彼女は翌朝来てくれた。事情を話し、日雇いなどで食い繋いで再起を図る話にまとまる。穀潰しから住所不定無職に成り下がったのにもかかわらず、彼女は今までと同じく僕に接してくれた。やはり、昨日の夕べに話をしてから、彼女は僕の地元まで探しに来ていたらしい。もっと早く連絡しておくべきだったと反省する。


しかし、ここからが酷い有り様だった。飛び出した日が悪く、ハローワークが開くのが三日後の週明けで、求人情報紙も軒並み取り去られた後。例え三日何とか凌いだ所で、仕事は一朝一夕には入らない事を考えれば、五百円では餓死までは行かずとも、まともな仕事に就ける風体ではないだろう。彼女がネット求人で日雇いの口を調べて来てくれていたし、意思の上では何とかする気であったけれど、現実的な思考は、ここまで来てはみたものの、やはりどうにもなりそうにないな、と結論していた。求職活動には何かと物要りだのに、証明写真はおろか、履歴書すら手に入れられそうになければ、印鑑だって持ってきていなかったのだから。

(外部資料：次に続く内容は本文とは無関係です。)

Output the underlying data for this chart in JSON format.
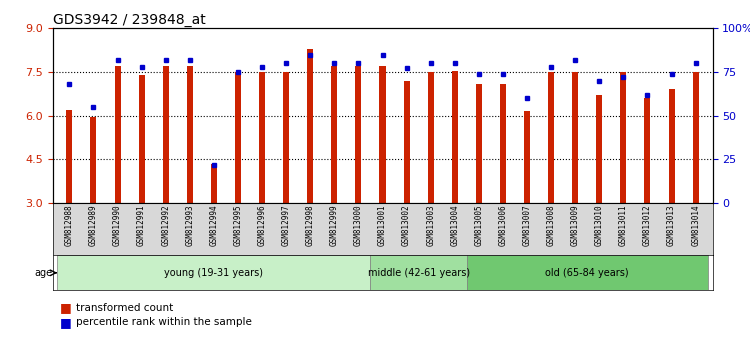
{
  "title": "GDS3942 / 239848_at",
  "samples": [
    "GSM812988",
    "GSM812989",
    "GSM812990",
    "GSM812991",
    "GSM812992",
    "GSM812993",
    "GSM812994",
    "GSM812995",
    "GSM812996",
    "GSM812997",
    "GSM812998",
    "GSM812999",
    "GSM813000",
    "GSM813001",
    "GSM813002",
    "GSM813003",
    "GSM813004",
    "GSM813005",
    "GSM813006",
    "GSM813007",
    "GSM813008",
    "GSM813009",
    "GSM813010",
    "GSM813011",
    "GSM813012",
    "GSM813013",
    "GSM813014"
  ],
  "bar_values": [
    6.2,
    5.95,
    7.7,
    7.4,
    7.7,
    7.7,
    4.35,
    7.5,
    7.5,
    7.5,
    8.3,
    7.7,
    7.7,
    7.7,
    7.2,
    7.5,
    7.55,
    7.1,
    7.1,
    6.15,
    7.5,
    7.5,
    6.7,
    7.5,
    6.6,
    6.9,
    7.5
  ],
  "dot_values": [
    68,
    55,
    82,
    78,
    82,
    82,
    22,
    75,
    78,
    80,
    85,
    80,
    80,
    85,
    77,
    80,
    80,
    74,
    74,
    60,
    78,
    82,
    70,
    72,
    62,
    74,
    80
  ],
  "groups": [
    {
      "label": "young (19-31 years)",
      "start": 0,
      "end": 13,
      "color": "#c8f0c8"
    },
    {
      "label": "middle (42-61 years)",
      "start": 13,
      "end": 17,
      "color": "#a0e0a0"
    },
    {
      "label": "old (65-84 years)",
      "start": 17,
      "end": 27,
      "color": "#70c870"
    }
  ],
  "ylim_left": [
    3,
    9
  ],
  "ylim_right": [
    0,
    100
  ],
  "yticks_left": [
    3,
    4.5,
    6,
    7.5,
    9
  ],
  "yticks_right": [
    0,
    25,
    50,
    75,
    100
  ],
  "bar_color": "#cc2200",
  "dot_color": "#0000cc",
  "bar_width": 0.25,
  "background_color": "#ffffff",
  "plot_bg_color": "#ffffff",
  "tick_label_color_left": "#cc2200",
  "tick_label_color_right": "#0000cc",
  "legend_items": [
    {
      "color": "#cc2200",
      "marker": "s",
      "label": "transformed count"
    },
    {
      "color": "#0000cc",
      "marker": "s",
      "label": "percentile rank within the sample"
    }
  ]
}
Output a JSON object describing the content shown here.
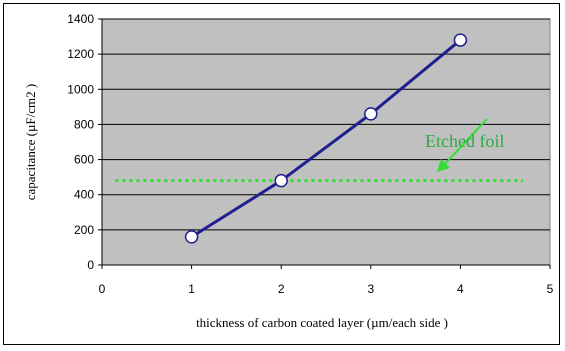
{
  "chart_data": {
    "type": "line",
    "xlabel": "thickness of carbon coated layer (µm/each side )",
    "ylabel": "capacitance (µF/cm2 )",
    "xlim": [
      0,
      5
    ],
    "ylim": [
      0,
      1400
    ],
    "x_ticks": [
      "0",
      "1",
      "2",
      "3",
      "4",
      "5"
    ],
    "y_ticks": [
      "0",
      "200",
      "400",
      "600",
      "800",
      "1000",
      "1200",
      "1400"
    ],
    "grid": "horizontal",
    "series": [
      {
        "x": [
          1,
          2,
          3,
          4
        ],
        "y": [
          160,
          480,
          860,
          1280
        ]
      }
    ],
    "reference_line": {
      "y": 480,
      "x_range": [
        0.15,
        4.7
      ],
      "label": "Etched foil"
    },
    "colors": {
      "plot_background": "#c0c0c0",
      "series_line": "#1f1f8f",
      "reference_line": "#33dd33",
      "annotation_text": "#2eaa44",
      "marker_fill": "#ffffff"
    }
  }
}
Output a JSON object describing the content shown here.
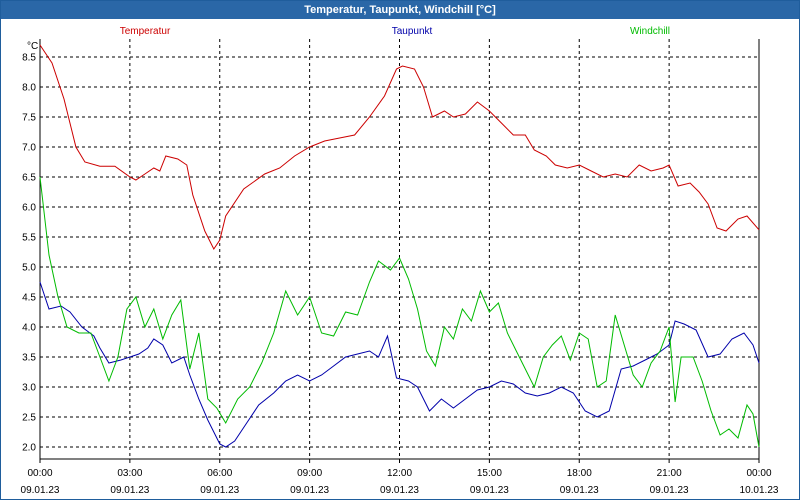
{
  "window": {
    "title": "Temperatur, Taupunkt, Windchill [°C]"
  },
  "colors": {
    "temperature": "#cc0000",
    "dewpoint": "#0000aa",
    "windchill": "#00bb00",
    "titlebar": "#2a67a7"
  },
  "chart_data": {
    "type": "line",
    "ylabel": "°C",
    "ylim": [
      1.8,
      8.8
    ],
    "xlim": [
      0,
      24
    ],
    "grid": true,
    "legend_placement": "top",
    "yticks": [
      2.0,
      2.5,
      3.0,
      3.5,
      4.0,
      4.5,
      5.0,
      5.5,
      6.0,
      6.5,
      7.0,
      7.5,
      8.0,
      8.5
    ],
    "yticks_labels": [
      "2.0",
      "2.5",
      "3.0",
      "3.5",
      "4.0",
      "4.5",
      "5.0",
      "5.5",
      "6.0",
      "6.5",
      "7.0",
      "7.5",
      "8.0",
      "8.5"
    ],
    "xticks": [
      {
        "time": "00:00",
        "date": "09.01.23"
      },
      {
        "time": "03:00",
        "date": "09.01.23"
      },
      {
        "time": "06:00",
        "date": "09.01.23"
      },
      {
        "time": "09:00",
        "date": "09.01.23"
      },
      {
        "time": "12:00",
        "date": "09.01.23"
      },
      {
        "time": "15:00",
        "date": "09.01.23"
      },
      {
        "time": "18:00",
        "date": "09.01.23"
      },
      {
        "time": "21:00",
        "date": "09.01.23"
      },
      {
        "time": "00:00",
        "date": "10.01.23"
      }
    ],
    "series": [
      {
        "name": "Temperatur",
        "color": "#cc0000",
        "points": [
          [
            0,
            8.7
          ],
          [
            0.4,
            8.4
          ],
          [
            0.8,
            7.8
          ],
          [
            1.2,
            7.0
          ],
          [
            1.5,
            6.75
          ],
          [
            2.0,
            6.68
          ],
          [
            2.5,
            6.68
          ],
          [
            3.0,
            6.5
          ],
          [
            3.2,
            6.45
          ],
          [
            3.5,
            6.55
          ],
          [
            3.8,
            6.65
          ],
          [
            4.0,
            6.6
          ],
          [
            4.2,
            6.85
          ],
          [
            4.6,
            6.8
          ],
          [
            4.9,
            6.7
          ],
          [
            5.1,
            6.2
          ],
          [
            5.5,
            5.6
          ],
          [
            5.8,
            5.3
          ],
          [
            6.0,
            5.45
          ],
          [
            6.2,
            5.85
          ],
          [
            6.8,
            6.3
          ],
          [
            7.5,
            6.55
          ],
          [
            8.0,
            6.65
          ],
          [
            8.5,
            6.85
          ],
          [
            9.0,
            7.0
          ],
          [
            9.5,
            7.1
          ],
          [
            10.0,
            7.15
          ],
          [
            10.5,
            7.2
          ],
          [
            11.0,
            7.5
          ],
          [
            11.5,
            7.85
          ],
          [
            11.9,
            8.3
          ],
          [
            12.1,
            8.35
          ],
          [
            12.5,
            8.3
          ],
          [
            12.8,
            8.0
          ],
          [
            13.1,
            7.5
          ],
          [
            13.5,
            7.6
          ],
          [
            13.8,
            7.5
          ],
          [
            14.2,
            7.55
          ],
          [
            14.6,
            7.75
          ],
          [
            15.0,
            7.6
          ],
          [
            15.4,
            7.4
          ],
          [
            15.8,
            7.2
          ],
          [
            16.2,
            7.2
          ],
          [
            16.5,
            6.95
          ],
          [
            16.9,
            6.85
          ],
          [
            17.2,
            6.7
          ],
          [
            17.6,
            6.65
          ],
          [
            18.0,
            6.7
          ],
          [
            18.4,
            6.6
          ],
          [
            18.8,
            6.5
          ],
          [
            19.2,
            6.55
          ],
          [
            19.6,
            6.5
          ],
          [
            20.0,
            6.7
          ],
          [
            20.4,
            6.6
          ],
          [
            20.8,
            6.65
          ],
          [
            21.0,
            6.7
          ],
          [
            21.3,
            6.35
          ],
          [
            21.7,
            6.4
          ],
          [
            22.0,
            6.25
          ],
          [
            22.3,
            6.05
          ],
          [
            22.6,
            5.65
          ],
          [
            22.9,
            5.6
          ],
          [
            23.3,
            5.8
          ],
          [
            23.6,
            5.85
          ],
          [
            24.0,
            5.62
          ]
        ]
      },
      {
        "name": "Taupunkt",
        "color": "#0000aa",
        "points": [
          [
            0,
            4.75
          ],
          [
            0.3,
            4.3
          ],
          [
            0.7,
            4.35
          ],
          [
            1.0,
            4.25
          ],
          [
            1.4,
            4.0
          ],
          [
            1.8,
            3.85
          ],
          [
            2.0,
            3.65
          ],
          [
            2.3,
            3.4
          ],
          [
            2.7,
            3.45
          ],
          [
            3.0,
            3.5
          ],
          [
            3.3,
            3.55
          ],
          [
            3.6,
            3.65
          ],
          [
            3.8,
            3.8
          ],
          [
            4.1,
            3.7
          ],
          [
            4.4,
            3.4
          ],
          [
            4.8,
            3.5
          ],
          [
            5.0,
            3.2
          ],
          [
            5.3,
            2.8
          ],
          [
            5.6,
            2.45
          ],
          [
            6.0,
            2.05
          ],
          [
            6.2,
            2.0
          ],
          [
            6.5,
            2.1
          ],
          [
            6.9,
            2.4
          ],
          [
            7.3,
            2.7
          ],
          [
            7.8,
            2.9
          ],
          [
            8.2,
            3.1
          ],
          [
            8.6,
            3.2
          ],
          [
            9.0,
            3.1
          ],
          [
            9.4,
            3.2
          ],
          [
            9.8,
            3.35
          ],
          [
            10.2,
            3.5
          ],
          [
            10.6,
            3.55
          ],
          [
            11.0,
            3.6
          ],
          [
            11.3,
            3.5
          ],
          [
            11.6,
            3.85
          ],
          [
            11.9,
            3.15
          ],
          [
            12.3,
            3.1
          ],
          [
            12.6,
            3.0
          ],
          [
            13.0,
            2.6
          ],
          [
            13.4,
            2.8
          ],
          [
            13.8,
            2.65
          ],
          [
            14.2,
            2.8
          ],
          [
            14.6,
            2.95
          ],
          [
            15.0,
            3.0
          ],
          [
            15.4,
            3.1
          ],
          [
            15.8,
            3.05
          ],
          [
            16.2,
            2.9
          ],
          [
            16.6,
            2.85
          ],
          [
            17.0,
            2.9
          ],
          [
            17.4,
            3.0
          ],
          [
            17.8,
            2.9
          ],
          [
            18.2,
            2.6
          ],
          [
            18.6,
            2.5
          ],
          [
            19.0,
            2.6
          ],
          [
            19.4,
            3.3
          ],
          [
            19.8,
            3.35
          ],
          [
            20.2,
            3.45
          ],
          [
            20.6,
            3.55
          ],
          [
            21.0,
            3.7
          ],
          [
            21.2,
            4.1
          ],
          [
            21.5,
            4.05
          ],
          [
            21.9,
            3.95
          ],
          [
            22.3,
            3.5
          ],
          [
            22.7,
            3.55
          ],
          [
            23.1,
            3.8
          ],
          [
            23.5,
            3.9
          ],
          [
            23.8,
            3.7
          ],
          [
            24.0,
            3.4
          ]
        ]
      },
      {
        "name": "Windchill",
        "color": "#00bb00",
        "points": [
          [
            0,
            6.5
          ],
          [
            0.3,
            5.2
          ],
          [
            0.6,
            4.5
          ],
          [
            0.9,
            4.0
          ],
          [
            1.3,
            3.9
          ],
          [
            1.7,
            3.9
          ],
          [
            2.0,
            3.5
          ],
          [
            2.3,
            3.1
          ],
          [
            2.6,
            3.5
          ],
          [
            2.9,
            4.3
          ],
          [
            3.2,
            4.5
          ],
          [
            3.5,
            4.0
          ],
          [
            3.8,
            4.3
          ],
          [
            4.1,
            3.8
          ],
          [
            4.4,
            4.2
          ],
          [
            4.7,
            4.45
          ],
          [
            5.0,
            3.3
          ],
          [
            5.3,
            3.9
          ],
          [
            5.6,
            2.8
          ],
          [
            5.9,
            2.65
          ],
          [
            6.2,
            2.4
          ],
          [
            6.6,
            2.8
          ],
          [
            7.0,
            3.0
          ],
          [
            7.4,
            3.4
          ],
          [
            7.8,
            3.9
          ],
          [
            8.2,
            4.6
          ],
          [
            8.6,
            4.2
          ],
          [
            9.0,
            4.5
          ],
          [
            9.4,
            3.9
          ],
          [
            9.8,
            3.85
          ],
          [
            10.2,
            4.25
          ],
          [
            10.6,
            4.2
          ],
          [
            11.0,
            4.75
          ],
          [
            11.3,
            5.1
          ],
          [
            11.7,
            4.95
          ],
          [
            12.0,
            5.15
          ],
          [
            12.3,
            4.8
          ],
          [
            12.6,
            4.3
          ],
          [
            12.9,
            3.6
          ],
          [
            13.2,
            3.35
          ],
          [
            13.5,
            4.0
          ],
          [
            13.8,
            3.8
          ],
          [
            14.1,
            4.3
          ],
          [
            14.4,
            4.1
          ],
          [
            14.7,
            4.6
          ],
          [
            15.0,
            4.25
          ],
          [
            15.3,
            4.4
          ],
          [
            15.6,
            3.9
          ],
          [
            15.9,
            3.6
          ],
          [
            16.2,
            3.3
          ],
          [
            16.5,
            3.0
          ],
          [
            16.8,
            3.5
          ],
          [
            17.1,
            3.7
          ],
          [
            17.4,
            3.85
          ],
          [
            17.7,
            3.45
          ],
          [
            18.0,
            3.9
          ],
          [
            18.3,
            3.8
          ],
          [
            18.6,
            3.0
          ],
          [
            18.9,
            3.1
          ],
          [
            19.2,
            4.2
          ],
          [
            19.5,
            3.7
          ],
          [
            19.8,
            3.2
          ],
          [
            20.1,
            3.0
          ],
          [
            20.4,
            3.4
          ],
          [
            20.7,
            3.6
          ],
          [
            21.0,
            4.0
          ],
          [
            21.2,
            2.75
          ],
          [
            21.4,
            3.5
          ],
          [
            21.8,
            3.5
          ],
          [
            22.1,
            3.1
          ],
          [
            22.4,
            2.6
          ],
          [
            22.7,
            2.2
          ],
          [
            23.0,
            2.3
          ],
          [
            23.3,
            2.15
          ],
          [
            23.6,
            2.7
          ],
          [
            23.8,
            2.55
          ],
          [
            24.0,
            2.0
          ]
        ]
      }
    ]
  }
}
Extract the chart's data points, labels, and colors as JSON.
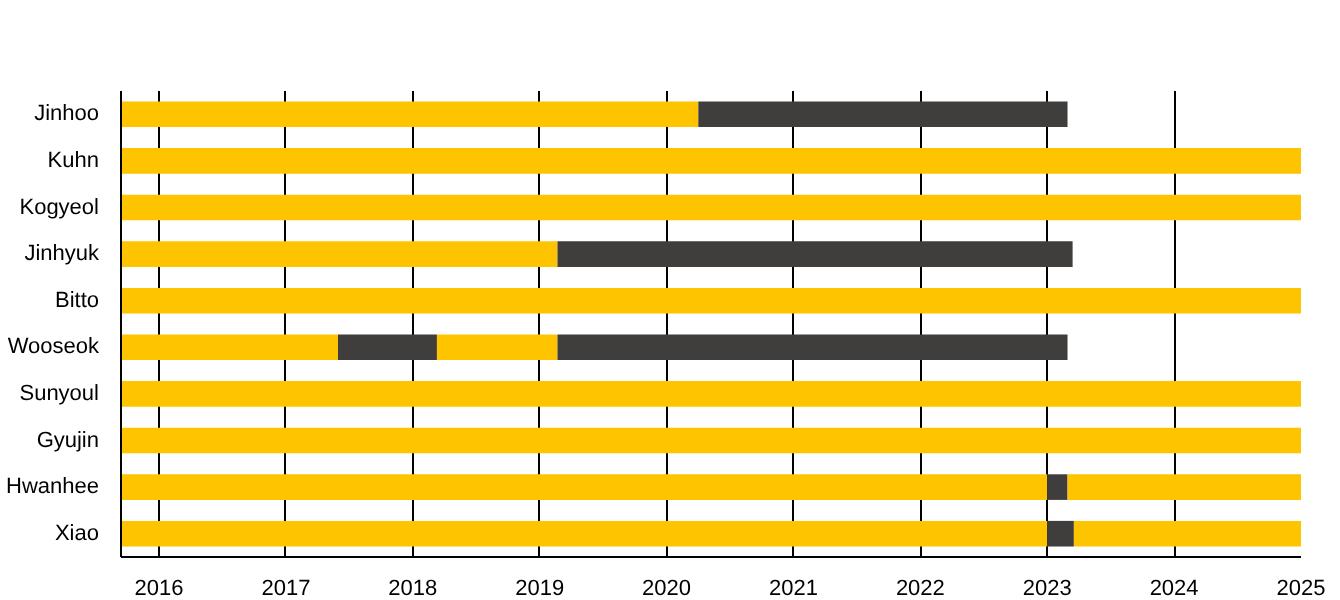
{
  "chart_data": {
    "type": "bar",
    "orientation": "horizontal",
    "categories": [
      "Jinhoo",
      "Kuhn",
      "Kogyeol",
      "Jinhyuk",
      "Bitto",
      "Wooseok",
      "Sunyoul",
      "Gyujin",
      "Hwanhee",
      "Xiao"
    ],
    "series": [
      {
        "color": "#ffc400",
        "base": [
          2015.7,
          2015.7,
          2015.7,
          2015.7,
          2015.7,
          2015.7,
          2015.7,
          2015.7,
          2015.7,
          2015.7
        ],
        "values": [
          4.55,
          9.3,
          9.3,
          3.44,
          9.3,
          1.71,
          9.3,
          9.3,
          7.3,
          7.3
        ]
      },
      {
        "color": "#403e3c",
        "base": [
          2020.25,
          null,
          null,
          2019.14,
          null,
          2017.41,
          null,
          null,
          2023.0,
          2023.0
        ],
        "values": [
          2.91,
          null,
          null,
          4.06,
          null,
          0.78,
          null,
          null,
          0.16,
          0.21
        ]
      },
      {
        "color": "#ffc400",
        "base": [
          null,
          null,
          null,
          null,
          null,
          2018.19,
          null,
          null,
          2023.16,
          2023.21
        ],
        "values": [
          null,
          null,
          null,
          null,
          null,
          0.95,
          null,
          null,
          1.84,
          1.79
        ]
      },
      {
        "color": "#403e3c",
        "base": [
          null,
          null,
          null,
          null,
          null,
          2019.14,
          null,
          null,
          null,
          null
        ],
        "values": [
          null,
          null,
          null,
          null,
          null,
          4.02,
          null,
          null,
          null,
          null
        ]
      }
    ],
    "xlim": [
      2015.7,
      2025
    ],
    "xticks": [
      2016,
      2017,
      2018,
      2019,
      2020,
      2021,
      2022,
      2023,
      2024,
      2025
    ],
    "grid": "x"
  }
}
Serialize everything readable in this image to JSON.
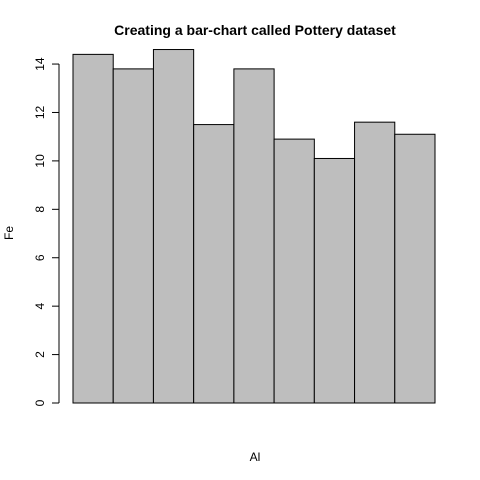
{
  "chart_data": {
    "type": "bar",
    "title": "Creating a bar-chart called Pottery dataset",
    "xlabel": "Al",
    "ylabel": "Fe",
    "categories": [
      "",
      "",
      "",
      "",
      "",
      "",
      "",
      "",
      ""
    ],
    "values": [
      14.4,
      13.8,
      14.6,
      11.5,
      13.8,
      10.9,
      10.1,
      11.6,
      11.1
    ],
    "ylim": [
      0,
      15.2
    ],
    "yticks": [
      "0",
      "2",
      "4",
      "6",
      "8",
      "10",
      "12",
      "14"
    ],
    "bar_fill": "#bebebe",
    "bar_stroke": "#000000",
    "grid": false,
    "legend": "none"
  }
}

が、彼女は僕に日雇いの口入りクリアファイルを押し付けると、「私の安心入りだから」と口添えた。安心とは何ぞやと覗くと、プリントアウトした紙の間に大金が挟まっているではないか。いくら馬鹿な僕でも、これがどのようなお金で、何のためのお金なのかは理解出来る。最初はなんとしてもそのまま返そうと思ったのだけれど、何のためのお金か――そのもう少し先を考えて、受け取る事にした。
こんな有り様の僕を、まだ彼女は信じてくれている。だから。